6. Ben Cafferty (Kevin Dunn)
An old-school operative ripped straight out of the pages of This Town, Ben is the realist who’s always able to bypass everyone else’s crap and give it to his boss straight. He even enjoys something close to an affectionate relationship with Selina, who seems to relish Ben as a peer worthy of going toe-to-toe with. The result? Some of the show’s best, most foul one-liners.
5. Sue Wilson (Sufe Bradshaw)
We’re too scared to not put the Phantom of the White House in the top 5.
4. Jonah Ryan (Timothy Simons)
Oh, Jonah. You weaseled your way into the West Wing, into Congress, and, eventually, into our hearts. Like a pumpkin festival in your home state of New Hampshire, you manage to destroy so much goodness in this world with your epic douchiness. But we see you for who you really are: an insecure, socially inept, and tragically misunderstood lanky freak who digs the D.C. hardcore scene. If HBO were to give you a spin-off, it would get our vote.
3. Gary Walsh (Tony Hale)
Always a fan favorite, Gary possesses an undying affection and loyalty for Selina Meyer that's all but infectious. He's a hard man not to love, despite his boss' best efforts. The protective bagman said it best himself: “I’m your calendar, your Google, your Wilson the volleyball.”
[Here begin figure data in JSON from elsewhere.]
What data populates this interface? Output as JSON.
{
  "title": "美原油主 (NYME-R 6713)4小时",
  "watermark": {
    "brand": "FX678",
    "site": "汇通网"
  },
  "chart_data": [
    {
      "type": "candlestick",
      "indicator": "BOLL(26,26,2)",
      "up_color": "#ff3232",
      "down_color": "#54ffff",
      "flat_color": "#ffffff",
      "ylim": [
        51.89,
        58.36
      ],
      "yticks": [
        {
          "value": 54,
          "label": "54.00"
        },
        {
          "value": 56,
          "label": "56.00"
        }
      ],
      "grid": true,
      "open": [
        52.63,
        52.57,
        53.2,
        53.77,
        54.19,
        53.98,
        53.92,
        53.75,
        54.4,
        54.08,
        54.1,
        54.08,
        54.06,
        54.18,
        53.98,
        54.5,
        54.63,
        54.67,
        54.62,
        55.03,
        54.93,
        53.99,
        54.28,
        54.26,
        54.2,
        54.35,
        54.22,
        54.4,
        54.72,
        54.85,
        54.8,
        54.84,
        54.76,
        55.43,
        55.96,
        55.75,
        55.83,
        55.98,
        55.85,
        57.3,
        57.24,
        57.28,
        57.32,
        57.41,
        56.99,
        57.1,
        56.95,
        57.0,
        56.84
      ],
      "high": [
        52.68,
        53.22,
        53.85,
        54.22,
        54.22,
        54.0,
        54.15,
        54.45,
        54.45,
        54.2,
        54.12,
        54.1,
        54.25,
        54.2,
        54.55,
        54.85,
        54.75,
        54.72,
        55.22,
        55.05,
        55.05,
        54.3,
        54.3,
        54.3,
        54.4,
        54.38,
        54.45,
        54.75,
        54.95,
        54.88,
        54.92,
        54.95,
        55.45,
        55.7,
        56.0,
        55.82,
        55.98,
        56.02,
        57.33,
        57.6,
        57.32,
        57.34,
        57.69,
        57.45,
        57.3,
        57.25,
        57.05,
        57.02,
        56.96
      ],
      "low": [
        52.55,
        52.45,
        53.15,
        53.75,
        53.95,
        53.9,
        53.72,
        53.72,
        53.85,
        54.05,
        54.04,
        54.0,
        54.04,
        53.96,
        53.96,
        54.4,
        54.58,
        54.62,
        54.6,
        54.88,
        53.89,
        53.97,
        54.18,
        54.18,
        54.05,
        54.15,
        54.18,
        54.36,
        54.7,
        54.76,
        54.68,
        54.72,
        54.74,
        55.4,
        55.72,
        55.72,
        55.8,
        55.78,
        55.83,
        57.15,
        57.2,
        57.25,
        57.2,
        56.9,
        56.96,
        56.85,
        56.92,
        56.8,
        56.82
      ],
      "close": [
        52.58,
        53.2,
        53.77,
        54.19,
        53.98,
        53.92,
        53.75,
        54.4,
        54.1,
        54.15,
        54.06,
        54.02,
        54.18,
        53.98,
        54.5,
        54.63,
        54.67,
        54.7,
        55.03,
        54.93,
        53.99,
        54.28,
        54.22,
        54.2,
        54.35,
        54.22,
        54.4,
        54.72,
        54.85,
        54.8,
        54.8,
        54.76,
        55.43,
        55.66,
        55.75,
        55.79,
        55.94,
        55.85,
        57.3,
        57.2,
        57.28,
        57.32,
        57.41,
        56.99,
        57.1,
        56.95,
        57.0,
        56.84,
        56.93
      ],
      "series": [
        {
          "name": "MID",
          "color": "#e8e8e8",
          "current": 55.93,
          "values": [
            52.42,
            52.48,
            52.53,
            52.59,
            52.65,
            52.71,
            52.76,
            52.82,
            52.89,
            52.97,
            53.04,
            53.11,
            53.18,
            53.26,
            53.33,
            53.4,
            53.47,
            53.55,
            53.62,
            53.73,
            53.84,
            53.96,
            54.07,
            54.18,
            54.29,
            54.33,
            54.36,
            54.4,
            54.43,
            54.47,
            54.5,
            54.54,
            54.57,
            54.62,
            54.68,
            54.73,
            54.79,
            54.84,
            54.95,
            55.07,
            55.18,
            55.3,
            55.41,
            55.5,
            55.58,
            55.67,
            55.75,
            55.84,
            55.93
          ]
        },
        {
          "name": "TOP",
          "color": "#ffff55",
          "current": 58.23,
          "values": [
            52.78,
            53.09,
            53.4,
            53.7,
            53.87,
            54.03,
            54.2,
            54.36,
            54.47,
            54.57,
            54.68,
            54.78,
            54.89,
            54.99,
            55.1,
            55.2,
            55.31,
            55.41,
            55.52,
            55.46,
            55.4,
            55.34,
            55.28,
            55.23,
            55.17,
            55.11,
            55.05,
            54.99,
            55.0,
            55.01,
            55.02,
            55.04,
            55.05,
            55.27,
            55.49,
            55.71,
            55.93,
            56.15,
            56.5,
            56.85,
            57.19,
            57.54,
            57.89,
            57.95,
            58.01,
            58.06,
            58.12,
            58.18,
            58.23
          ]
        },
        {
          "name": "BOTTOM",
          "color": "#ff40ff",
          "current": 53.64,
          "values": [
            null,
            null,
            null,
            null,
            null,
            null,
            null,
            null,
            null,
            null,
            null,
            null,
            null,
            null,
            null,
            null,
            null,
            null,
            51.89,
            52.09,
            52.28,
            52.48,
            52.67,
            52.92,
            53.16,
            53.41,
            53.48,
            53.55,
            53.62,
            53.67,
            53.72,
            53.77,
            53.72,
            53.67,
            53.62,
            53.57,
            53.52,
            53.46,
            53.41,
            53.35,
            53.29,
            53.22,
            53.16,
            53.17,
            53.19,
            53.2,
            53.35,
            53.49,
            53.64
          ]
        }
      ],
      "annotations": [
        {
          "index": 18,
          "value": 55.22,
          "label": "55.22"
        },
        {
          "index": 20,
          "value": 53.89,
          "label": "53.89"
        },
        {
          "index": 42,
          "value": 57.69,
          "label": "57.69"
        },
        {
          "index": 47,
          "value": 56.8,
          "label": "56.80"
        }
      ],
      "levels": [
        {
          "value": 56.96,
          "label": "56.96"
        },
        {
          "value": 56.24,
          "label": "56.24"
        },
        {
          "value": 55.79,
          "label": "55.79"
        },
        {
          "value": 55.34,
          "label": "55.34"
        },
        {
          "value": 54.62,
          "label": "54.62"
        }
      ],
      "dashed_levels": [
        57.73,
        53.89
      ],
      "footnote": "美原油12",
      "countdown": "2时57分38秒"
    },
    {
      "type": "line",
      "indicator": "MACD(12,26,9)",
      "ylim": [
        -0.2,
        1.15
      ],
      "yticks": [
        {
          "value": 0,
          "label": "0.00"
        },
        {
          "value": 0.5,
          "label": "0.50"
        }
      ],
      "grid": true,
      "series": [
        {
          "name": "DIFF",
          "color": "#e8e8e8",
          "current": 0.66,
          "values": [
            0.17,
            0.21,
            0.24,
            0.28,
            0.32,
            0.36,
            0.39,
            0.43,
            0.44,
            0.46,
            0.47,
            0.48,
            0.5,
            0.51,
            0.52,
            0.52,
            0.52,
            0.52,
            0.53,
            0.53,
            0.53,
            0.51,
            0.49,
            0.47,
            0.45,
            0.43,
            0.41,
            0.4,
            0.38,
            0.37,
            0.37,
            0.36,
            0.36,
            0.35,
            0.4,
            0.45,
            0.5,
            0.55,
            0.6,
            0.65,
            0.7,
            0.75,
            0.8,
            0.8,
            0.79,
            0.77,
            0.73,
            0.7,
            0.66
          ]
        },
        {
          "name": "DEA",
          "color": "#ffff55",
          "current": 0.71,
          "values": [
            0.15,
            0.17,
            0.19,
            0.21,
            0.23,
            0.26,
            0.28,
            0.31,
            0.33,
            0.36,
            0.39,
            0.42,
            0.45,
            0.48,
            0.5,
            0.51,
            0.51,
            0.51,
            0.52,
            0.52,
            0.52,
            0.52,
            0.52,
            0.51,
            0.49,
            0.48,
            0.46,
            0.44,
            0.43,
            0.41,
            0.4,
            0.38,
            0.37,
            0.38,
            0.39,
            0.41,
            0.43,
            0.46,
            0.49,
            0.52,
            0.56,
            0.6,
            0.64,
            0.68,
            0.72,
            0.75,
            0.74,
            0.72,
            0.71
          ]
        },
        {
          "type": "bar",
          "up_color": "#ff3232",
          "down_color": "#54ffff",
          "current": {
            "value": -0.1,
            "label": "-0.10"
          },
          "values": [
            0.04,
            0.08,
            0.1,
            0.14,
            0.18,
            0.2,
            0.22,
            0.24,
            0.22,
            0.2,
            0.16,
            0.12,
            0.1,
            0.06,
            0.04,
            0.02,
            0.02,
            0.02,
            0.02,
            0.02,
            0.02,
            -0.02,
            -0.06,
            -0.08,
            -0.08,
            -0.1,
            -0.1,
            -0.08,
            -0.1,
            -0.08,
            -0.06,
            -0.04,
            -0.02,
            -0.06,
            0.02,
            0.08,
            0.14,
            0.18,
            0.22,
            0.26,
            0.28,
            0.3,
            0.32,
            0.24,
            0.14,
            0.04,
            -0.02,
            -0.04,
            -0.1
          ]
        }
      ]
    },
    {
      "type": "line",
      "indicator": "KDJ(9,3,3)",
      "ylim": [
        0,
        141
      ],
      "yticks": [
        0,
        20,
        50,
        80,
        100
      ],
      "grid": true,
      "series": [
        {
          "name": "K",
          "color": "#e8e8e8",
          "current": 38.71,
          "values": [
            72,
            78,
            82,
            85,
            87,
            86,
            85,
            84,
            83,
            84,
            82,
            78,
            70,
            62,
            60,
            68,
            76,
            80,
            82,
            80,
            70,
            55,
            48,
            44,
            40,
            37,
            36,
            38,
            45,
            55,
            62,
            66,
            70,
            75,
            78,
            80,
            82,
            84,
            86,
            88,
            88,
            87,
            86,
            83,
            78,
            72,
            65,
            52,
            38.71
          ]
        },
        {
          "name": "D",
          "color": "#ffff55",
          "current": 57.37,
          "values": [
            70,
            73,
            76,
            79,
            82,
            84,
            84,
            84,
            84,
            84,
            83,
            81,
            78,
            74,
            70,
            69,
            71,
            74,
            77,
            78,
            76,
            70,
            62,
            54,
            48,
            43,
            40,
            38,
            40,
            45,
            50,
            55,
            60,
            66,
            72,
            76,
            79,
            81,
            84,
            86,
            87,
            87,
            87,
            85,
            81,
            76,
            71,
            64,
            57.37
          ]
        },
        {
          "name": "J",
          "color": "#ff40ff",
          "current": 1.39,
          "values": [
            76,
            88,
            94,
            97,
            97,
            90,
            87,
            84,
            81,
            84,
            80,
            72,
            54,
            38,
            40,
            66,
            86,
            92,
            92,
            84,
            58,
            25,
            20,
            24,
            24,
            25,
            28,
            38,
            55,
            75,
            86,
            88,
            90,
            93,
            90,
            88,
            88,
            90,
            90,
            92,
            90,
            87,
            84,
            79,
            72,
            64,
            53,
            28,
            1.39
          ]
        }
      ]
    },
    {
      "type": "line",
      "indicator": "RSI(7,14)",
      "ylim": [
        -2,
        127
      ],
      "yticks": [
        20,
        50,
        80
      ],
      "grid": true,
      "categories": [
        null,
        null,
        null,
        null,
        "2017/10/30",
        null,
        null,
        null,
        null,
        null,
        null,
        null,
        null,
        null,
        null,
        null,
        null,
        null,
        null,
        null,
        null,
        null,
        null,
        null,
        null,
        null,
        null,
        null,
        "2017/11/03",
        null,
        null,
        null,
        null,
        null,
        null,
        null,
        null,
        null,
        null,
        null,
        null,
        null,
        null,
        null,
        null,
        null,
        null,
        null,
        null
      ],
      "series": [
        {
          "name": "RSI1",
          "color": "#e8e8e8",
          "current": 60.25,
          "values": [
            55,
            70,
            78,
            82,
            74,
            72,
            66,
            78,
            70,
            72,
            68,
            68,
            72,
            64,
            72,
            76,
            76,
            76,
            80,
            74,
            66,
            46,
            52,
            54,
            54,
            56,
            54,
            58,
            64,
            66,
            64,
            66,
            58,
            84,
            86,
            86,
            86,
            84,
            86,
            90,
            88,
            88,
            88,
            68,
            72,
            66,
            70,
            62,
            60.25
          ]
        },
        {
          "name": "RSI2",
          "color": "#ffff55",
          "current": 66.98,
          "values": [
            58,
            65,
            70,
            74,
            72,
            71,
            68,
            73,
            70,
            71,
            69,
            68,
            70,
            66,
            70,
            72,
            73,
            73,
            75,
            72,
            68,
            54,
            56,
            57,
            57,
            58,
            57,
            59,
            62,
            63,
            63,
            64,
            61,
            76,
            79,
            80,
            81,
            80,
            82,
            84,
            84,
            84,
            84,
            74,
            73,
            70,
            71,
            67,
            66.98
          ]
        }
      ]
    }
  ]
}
2. Mike McLintock (Matt Walsh)
The Meyer administration’s communications director hilariously bungled pretty much everything he touched. But he was also the most sneakily complete human being on the show. He yearned for so much more than the petty world of politics: vacations, babies, more babies. While everyone else was trying to climb up the ladder, sensitive sad-sack McLintock — who once asked Siri “why does God allow suffering” — just wanted to climb out the window. We hope he gets to enjoy that boat one day.
1. Richard Splett (Sam Richardson)
Our man Splett didn’t show up until a couple seasons ago, but what an impression he’s made so far. He’s eager, but knows when to fade a little; he's useful, but never a ballhog. While everyone else is busy trying to out-snark each other to death, Splett remains honest and unguarded, ready to admit that he’s wrong (even when he’s not). He’s just thrilled just to be in the room at all. “A joke’s not a joke unless everyone can laugh at it,” Splett once said. He’s wrong, of course, but we wouldn't dare tell him.